In early September, West Virginia Governor Earl Ray Tomblin continued his support of West Virginia’s natural gas industry. The Governor’s Natural Gas Task Force held a meeting at the Wheeling Area Chamber of Commerce.

In addition to Natural Gas, the task force also considered alternative fuels such as propane.

While in Wheeling, the Blue Bird Company a propane powered school bus downtown. As part of the demonstration, Blue Bird presented that the engine of the bus made less noise than a traditional diesel-fuel.

Currently, the Natural Gas task force is discussing the possibility of transitioning the state’s vehicle fleet to natural gas.

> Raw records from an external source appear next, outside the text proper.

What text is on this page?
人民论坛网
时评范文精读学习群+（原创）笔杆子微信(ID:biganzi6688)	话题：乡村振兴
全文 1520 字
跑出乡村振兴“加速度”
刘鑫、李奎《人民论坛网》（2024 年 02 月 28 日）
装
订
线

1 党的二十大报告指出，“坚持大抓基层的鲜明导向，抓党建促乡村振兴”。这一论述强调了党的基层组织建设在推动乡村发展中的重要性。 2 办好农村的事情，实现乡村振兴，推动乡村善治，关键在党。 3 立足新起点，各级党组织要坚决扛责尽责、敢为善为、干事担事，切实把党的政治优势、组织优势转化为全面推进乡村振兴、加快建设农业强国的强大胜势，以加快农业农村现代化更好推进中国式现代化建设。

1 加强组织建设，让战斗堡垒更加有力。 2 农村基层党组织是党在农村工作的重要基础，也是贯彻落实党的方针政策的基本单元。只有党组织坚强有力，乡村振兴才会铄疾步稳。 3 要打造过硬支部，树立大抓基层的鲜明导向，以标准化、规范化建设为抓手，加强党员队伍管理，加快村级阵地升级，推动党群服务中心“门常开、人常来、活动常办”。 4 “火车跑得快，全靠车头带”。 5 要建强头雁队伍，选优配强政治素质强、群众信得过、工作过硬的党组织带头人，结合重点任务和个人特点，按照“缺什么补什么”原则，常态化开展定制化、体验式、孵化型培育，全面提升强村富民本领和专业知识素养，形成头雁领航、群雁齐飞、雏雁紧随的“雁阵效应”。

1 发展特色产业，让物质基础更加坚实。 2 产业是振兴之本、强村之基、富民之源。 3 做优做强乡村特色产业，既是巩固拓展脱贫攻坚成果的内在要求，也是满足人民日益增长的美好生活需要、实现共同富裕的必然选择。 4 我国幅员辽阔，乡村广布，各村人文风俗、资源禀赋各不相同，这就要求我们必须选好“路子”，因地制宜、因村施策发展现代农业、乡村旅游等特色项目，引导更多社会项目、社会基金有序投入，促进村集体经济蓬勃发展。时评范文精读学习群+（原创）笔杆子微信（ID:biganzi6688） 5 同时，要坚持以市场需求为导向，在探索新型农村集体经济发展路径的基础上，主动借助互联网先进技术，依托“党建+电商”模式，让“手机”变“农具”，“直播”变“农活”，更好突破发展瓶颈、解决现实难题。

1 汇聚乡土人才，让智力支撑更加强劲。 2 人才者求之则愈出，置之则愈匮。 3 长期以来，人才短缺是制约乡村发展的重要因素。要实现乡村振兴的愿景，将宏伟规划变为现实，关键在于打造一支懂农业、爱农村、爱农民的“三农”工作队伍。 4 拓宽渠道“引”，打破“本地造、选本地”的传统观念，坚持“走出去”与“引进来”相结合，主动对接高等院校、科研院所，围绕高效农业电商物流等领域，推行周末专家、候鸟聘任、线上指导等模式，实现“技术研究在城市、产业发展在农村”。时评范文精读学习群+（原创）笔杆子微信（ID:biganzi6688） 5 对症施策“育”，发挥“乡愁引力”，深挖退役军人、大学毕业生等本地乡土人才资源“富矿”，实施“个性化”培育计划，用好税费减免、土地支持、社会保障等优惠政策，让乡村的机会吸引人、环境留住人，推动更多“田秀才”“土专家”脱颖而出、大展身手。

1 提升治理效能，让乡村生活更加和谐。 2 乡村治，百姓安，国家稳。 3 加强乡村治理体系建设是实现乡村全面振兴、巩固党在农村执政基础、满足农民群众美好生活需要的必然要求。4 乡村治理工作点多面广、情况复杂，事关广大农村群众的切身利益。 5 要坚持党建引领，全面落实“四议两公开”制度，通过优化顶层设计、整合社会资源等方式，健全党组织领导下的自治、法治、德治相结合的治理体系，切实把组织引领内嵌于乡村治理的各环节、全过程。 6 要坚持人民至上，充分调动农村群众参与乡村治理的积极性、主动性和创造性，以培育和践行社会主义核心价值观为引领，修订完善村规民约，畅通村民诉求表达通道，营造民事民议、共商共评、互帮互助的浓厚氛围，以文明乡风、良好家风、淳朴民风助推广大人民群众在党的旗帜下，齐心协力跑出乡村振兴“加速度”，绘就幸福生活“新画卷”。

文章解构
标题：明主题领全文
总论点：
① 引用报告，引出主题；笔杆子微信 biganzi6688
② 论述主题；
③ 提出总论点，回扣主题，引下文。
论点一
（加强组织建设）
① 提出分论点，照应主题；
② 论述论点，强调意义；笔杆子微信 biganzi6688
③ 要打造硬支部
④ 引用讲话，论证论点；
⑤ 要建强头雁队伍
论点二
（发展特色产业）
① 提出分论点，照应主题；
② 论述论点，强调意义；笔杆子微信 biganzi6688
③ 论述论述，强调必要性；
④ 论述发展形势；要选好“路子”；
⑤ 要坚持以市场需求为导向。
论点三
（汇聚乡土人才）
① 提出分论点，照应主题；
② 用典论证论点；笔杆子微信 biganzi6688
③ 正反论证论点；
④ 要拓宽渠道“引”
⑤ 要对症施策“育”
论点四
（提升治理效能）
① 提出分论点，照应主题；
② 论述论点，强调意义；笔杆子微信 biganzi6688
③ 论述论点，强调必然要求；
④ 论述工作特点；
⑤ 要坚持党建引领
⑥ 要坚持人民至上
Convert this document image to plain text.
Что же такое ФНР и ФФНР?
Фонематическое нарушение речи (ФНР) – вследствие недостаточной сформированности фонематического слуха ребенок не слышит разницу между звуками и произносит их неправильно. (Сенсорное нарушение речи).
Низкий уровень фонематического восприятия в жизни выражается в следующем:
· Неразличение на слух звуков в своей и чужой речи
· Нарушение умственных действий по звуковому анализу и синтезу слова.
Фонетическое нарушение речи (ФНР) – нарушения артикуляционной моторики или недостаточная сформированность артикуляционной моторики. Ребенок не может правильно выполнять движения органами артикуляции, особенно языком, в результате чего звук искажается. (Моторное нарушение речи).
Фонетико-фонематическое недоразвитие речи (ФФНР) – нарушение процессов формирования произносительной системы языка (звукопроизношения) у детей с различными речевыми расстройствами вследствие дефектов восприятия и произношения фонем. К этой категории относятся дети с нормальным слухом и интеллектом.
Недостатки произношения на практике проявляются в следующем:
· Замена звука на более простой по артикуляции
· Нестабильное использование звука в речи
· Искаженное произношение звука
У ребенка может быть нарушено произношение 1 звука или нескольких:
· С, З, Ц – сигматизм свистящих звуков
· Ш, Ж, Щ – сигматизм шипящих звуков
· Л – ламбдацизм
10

A propane powered Blue Bird company school bus, The Governor’s Natural Gas Task Force is currently considering transitioning the state fleet to Natural Gas or Propane. Credit: Roush Clean Tech.

National Alternative Fuels Training Consortium executive director, Al Ebron, attended the event with Dr. Nigel Clark, Associate Vice President of Academic and Strategic Planning at West Virginia University. Dr. Clark is WVU’s representative on the Governor’s Natural Gas Vehicle Task Force. Also attending from WVU was Mridul Gautam Associate Vice President Research.

“The cost of propane is currently at $1.62 per gallon,” Ebron explained. “That’s half of the price of diesel. Transitioning the state fleet to natural gas can save money and as the fueling infrastructure is created, it can create jobs in the state.”

According to statistics from Roush CleanTech, a propane injection fuel system engineer, presently 70 percent of all propane is derived from natural gas refining.

“We have an abundance of natural gas right here in West Virginia,” Governor Tomblin wrote in a July column. “Now is the time for us to begin transitioning to the transportation fuel source of tomorrow. -The transition to natural gas fueled vehicles must begin now so that our auto industry and private sector fuel retailers can embrace the future by manufacturing natural gas vehicles and equipping filling stations with natural gas fuel. “

The governor’s legal counsel provided statistics stating there are about 38,000 school buses in West Virginia, and that their average age is 12 years.